Sustainability Now online conference tomorrow & final sustainability feedback
Most topically from our recent discussion is a section on "Green Bling - exploring
which technologies and renewables are fit for purpose".
It seems I have struck a chord with colleagues and wish to share their responses with permission as a final part
(for the time being) of the coal face discussion:
" unlike other products where supply is not a problem and the consumer can chose, the house buyer is just
grateful to get a house in the location they want at a price they can afford. Thus if we had something approaching
an oversupply of housing inferior houses would not sell and developers would have to try harder. Better thermal
insulation etc may not be the main criteria but all things being equal, it may be the clincher.
QED - We need to build many many more houses."

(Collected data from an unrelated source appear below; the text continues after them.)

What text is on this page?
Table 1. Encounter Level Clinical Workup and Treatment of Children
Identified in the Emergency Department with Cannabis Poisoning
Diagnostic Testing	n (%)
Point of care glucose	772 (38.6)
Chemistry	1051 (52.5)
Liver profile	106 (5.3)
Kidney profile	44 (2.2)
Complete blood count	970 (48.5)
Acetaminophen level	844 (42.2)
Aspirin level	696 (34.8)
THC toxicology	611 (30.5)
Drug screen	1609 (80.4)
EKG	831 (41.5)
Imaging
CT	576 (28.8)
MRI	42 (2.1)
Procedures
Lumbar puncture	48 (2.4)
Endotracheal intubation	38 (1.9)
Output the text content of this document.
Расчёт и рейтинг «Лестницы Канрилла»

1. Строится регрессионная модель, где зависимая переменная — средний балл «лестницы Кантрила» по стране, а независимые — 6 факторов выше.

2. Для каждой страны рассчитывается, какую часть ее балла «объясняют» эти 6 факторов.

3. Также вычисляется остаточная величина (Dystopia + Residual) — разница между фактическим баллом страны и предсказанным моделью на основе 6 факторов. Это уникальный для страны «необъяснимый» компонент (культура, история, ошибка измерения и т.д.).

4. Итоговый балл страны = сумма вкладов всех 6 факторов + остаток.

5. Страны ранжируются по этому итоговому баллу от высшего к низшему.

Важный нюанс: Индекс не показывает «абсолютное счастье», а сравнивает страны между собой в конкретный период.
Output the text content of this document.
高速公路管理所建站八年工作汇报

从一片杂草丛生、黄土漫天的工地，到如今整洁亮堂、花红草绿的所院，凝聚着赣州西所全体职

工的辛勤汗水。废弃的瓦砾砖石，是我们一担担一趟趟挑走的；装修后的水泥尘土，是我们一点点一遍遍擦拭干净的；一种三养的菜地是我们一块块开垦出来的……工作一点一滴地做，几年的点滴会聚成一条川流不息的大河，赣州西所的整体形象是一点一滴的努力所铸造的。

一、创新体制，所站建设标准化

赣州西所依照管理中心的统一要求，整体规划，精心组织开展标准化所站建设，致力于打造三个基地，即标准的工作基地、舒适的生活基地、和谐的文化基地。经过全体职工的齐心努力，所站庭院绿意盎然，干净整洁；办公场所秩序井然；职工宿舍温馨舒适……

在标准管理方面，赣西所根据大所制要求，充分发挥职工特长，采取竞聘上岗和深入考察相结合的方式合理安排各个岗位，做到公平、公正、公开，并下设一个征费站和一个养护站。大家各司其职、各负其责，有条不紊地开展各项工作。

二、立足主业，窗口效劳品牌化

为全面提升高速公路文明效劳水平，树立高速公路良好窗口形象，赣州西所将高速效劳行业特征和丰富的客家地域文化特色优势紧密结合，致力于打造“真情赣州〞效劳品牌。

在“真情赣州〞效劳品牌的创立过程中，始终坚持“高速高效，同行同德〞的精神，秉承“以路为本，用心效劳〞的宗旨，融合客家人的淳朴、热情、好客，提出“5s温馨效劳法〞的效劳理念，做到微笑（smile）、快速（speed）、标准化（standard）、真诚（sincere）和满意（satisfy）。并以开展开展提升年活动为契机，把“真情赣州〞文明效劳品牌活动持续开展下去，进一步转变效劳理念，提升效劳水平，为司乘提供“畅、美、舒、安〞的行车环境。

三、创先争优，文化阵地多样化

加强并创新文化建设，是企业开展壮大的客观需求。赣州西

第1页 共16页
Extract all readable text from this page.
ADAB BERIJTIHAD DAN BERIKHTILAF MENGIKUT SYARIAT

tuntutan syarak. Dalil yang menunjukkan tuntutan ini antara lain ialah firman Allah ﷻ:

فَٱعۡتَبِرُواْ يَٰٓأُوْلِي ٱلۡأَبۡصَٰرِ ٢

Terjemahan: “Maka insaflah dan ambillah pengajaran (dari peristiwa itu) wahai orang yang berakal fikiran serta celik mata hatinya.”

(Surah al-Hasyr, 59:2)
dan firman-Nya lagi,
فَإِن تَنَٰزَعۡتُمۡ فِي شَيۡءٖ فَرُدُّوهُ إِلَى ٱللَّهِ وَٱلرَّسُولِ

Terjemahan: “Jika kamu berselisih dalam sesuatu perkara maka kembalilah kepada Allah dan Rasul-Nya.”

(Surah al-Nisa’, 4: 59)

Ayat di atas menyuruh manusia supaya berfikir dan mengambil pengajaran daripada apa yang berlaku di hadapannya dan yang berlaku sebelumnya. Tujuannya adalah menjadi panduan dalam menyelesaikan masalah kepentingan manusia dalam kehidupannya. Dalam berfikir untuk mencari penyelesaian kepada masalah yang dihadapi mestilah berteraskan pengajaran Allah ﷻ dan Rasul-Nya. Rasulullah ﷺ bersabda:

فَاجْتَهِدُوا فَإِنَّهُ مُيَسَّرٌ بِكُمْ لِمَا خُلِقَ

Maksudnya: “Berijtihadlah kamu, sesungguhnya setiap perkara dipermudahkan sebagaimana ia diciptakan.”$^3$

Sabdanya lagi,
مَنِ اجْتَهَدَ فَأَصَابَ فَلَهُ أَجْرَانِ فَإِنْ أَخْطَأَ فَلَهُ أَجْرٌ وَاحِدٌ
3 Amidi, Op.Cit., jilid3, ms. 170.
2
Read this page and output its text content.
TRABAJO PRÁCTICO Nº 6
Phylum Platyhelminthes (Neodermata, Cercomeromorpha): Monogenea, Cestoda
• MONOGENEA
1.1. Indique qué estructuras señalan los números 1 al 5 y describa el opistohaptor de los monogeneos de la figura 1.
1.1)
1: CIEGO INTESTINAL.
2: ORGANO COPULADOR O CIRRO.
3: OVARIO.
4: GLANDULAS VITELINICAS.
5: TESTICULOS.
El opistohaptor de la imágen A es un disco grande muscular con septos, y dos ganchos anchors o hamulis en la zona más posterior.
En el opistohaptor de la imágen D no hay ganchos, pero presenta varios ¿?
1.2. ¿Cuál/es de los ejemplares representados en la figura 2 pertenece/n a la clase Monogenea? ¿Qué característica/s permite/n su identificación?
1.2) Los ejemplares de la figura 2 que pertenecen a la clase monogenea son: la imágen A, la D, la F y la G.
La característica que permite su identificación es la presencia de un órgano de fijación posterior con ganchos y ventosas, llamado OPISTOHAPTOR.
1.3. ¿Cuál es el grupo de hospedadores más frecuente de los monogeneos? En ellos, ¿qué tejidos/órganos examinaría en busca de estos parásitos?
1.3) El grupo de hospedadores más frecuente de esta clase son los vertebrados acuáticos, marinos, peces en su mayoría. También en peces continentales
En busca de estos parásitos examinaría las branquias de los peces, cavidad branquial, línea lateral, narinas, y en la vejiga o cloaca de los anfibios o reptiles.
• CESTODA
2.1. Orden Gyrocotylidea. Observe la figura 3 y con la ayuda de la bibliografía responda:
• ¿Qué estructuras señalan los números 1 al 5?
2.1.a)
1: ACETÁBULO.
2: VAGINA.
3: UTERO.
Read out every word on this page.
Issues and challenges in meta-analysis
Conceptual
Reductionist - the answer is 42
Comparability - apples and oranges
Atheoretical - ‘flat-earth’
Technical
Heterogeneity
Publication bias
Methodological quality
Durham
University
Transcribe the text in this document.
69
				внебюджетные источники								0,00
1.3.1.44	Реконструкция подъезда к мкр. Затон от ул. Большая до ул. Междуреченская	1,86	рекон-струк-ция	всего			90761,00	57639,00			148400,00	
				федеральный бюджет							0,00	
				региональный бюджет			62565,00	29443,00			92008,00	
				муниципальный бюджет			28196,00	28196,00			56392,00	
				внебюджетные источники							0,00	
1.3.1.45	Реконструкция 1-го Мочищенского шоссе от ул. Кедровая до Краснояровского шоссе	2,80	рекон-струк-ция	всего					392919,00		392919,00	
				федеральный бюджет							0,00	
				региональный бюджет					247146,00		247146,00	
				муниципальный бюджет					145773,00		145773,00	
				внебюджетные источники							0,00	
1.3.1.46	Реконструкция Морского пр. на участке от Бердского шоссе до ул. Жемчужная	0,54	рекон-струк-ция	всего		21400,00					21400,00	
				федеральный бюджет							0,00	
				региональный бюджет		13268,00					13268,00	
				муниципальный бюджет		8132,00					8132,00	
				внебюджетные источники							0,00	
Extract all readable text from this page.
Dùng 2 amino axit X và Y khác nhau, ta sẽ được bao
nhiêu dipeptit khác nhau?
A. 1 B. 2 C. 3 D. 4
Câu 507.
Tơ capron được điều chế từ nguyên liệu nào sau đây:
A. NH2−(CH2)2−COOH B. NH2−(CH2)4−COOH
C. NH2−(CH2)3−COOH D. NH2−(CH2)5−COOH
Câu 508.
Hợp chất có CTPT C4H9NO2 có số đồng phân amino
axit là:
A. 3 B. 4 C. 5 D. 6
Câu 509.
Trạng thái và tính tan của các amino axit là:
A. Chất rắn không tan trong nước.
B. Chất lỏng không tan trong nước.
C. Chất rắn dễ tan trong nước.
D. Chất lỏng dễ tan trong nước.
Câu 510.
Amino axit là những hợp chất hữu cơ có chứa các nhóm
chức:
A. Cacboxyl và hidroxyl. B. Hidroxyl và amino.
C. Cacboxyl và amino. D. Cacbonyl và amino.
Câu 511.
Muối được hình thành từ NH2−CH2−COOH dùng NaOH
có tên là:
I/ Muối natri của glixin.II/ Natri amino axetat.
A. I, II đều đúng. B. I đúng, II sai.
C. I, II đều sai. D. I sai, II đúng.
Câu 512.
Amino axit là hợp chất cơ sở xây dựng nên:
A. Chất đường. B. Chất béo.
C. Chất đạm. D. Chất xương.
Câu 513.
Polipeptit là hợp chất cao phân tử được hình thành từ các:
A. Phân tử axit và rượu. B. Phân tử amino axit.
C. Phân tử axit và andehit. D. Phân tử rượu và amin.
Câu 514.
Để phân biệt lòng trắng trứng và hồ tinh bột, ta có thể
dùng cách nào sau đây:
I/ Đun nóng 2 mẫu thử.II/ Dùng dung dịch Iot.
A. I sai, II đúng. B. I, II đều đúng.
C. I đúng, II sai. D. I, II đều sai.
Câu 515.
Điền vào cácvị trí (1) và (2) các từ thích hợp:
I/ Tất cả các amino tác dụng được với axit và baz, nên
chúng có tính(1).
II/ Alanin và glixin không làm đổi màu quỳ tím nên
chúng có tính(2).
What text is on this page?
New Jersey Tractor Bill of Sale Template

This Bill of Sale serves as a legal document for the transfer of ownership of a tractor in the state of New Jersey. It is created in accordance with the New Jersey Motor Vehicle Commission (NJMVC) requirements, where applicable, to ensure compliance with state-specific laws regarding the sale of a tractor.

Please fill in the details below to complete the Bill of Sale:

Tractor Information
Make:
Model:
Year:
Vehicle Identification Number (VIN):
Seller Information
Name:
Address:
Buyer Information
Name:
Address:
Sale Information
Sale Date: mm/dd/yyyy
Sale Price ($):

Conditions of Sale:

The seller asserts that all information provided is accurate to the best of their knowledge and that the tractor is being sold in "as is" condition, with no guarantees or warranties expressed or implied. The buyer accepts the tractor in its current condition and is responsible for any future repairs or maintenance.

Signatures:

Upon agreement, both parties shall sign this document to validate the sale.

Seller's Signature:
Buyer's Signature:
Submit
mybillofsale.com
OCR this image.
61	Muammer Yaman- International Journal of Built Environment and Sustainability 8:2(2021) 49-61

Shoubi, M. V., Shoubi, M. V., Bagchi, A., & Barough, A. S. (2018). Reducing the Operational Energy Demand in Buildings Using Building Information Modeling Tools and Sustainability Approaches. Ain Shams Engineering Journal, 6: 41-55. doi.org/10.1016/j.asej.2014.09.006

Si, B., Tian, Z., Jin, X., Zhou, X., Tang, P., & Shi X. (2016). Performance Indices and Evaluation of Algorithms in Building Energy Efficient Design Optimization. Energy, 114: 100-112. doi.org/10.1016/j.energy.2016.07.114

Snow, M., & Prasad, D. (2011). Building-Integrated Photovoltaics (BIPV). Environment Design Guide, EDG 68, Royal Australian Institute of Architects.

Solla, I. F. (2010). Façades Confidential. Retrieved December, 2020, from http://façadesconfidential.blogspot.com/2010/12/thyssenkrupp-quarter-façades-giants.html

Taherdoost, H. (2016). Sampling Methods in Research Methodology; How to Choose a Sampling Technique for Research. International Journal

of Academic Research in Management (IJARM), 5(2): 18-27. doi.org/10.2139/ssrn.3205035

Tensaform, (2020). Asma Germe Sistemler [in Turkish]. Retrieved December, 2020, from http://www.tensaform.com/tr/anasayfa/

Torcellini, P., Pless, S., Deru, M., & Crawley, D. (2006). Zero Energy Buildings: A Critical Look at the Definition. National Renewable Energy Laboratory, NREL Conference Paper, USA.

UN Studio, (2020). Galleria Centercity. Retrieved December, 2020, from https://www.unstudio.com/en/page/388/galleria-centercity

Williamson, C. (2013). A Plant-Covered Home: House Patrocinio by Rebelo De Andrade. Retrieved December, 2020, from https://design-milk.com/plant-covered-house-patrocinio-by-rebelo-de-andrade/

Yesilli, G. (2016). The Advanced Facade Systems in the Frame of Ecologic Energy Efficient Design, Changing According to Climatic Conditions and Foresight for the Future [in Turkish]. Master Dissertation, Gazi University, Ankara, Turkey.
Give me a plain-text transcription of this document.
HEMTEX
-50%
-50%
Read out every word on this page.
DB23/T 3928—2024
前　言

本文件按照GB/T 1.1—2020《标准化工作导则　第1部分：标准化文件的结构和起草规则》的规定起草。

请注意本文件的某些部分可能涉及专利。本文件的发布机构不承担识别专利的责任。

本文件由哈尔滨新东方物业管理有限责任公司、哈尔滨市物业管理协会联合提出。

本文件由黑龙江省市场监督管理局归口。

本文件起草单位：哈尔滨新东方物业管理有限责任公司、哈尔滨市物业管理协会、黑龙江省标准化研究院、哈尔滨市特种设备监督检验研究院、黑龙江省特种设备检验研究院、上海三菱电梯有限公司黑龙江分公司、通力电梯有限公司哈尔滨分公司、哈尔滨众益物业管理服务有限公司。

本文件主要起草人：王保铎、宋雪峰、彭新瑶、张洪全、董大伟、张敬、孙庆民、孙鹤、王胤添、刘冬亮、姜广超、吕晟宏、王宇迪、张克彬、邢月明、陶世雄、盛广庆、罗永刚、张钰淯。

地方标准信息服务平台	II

"In response to your points it is more often my experience that with the best will in the world the first budget
cuts for any building project are the perceived expensive 'green appendages'. Clients often comment that they feel
they are helping tick boxes for their local authority or paying over the odds for green marketing strategies,
vested interests or ill conceived regulations. My opinion is that social evolution will do more for ecological
building than the social design of local authority development plans. This could be achieved by giving more weight
to individual applications that exceed ecological planning requirements as priority over the financial noose that
is speculative 'building plots'."
There is no doubt that planning treatment can be particularly sharp for the smaller schemes and smaller clients.
Councils undervalue them and they rarely receive the gold starred service of larger schemes. Any additional shoe-in
for a scheme can only benefit and help it waltz its way through the planning maze.
One of these shoe-ins may be in capitalising on a Council's wider aims. If a Council runs its own design awards,
or is part of a county award scheme, seek to achieve a win in a particular category. Tell the Council your aim and
clearly mark off how your scheme meets and exceeds these requirements. This may begin, amongst the rest of your
strategy, to focus the Council and a possibility of encouraging a warmer view.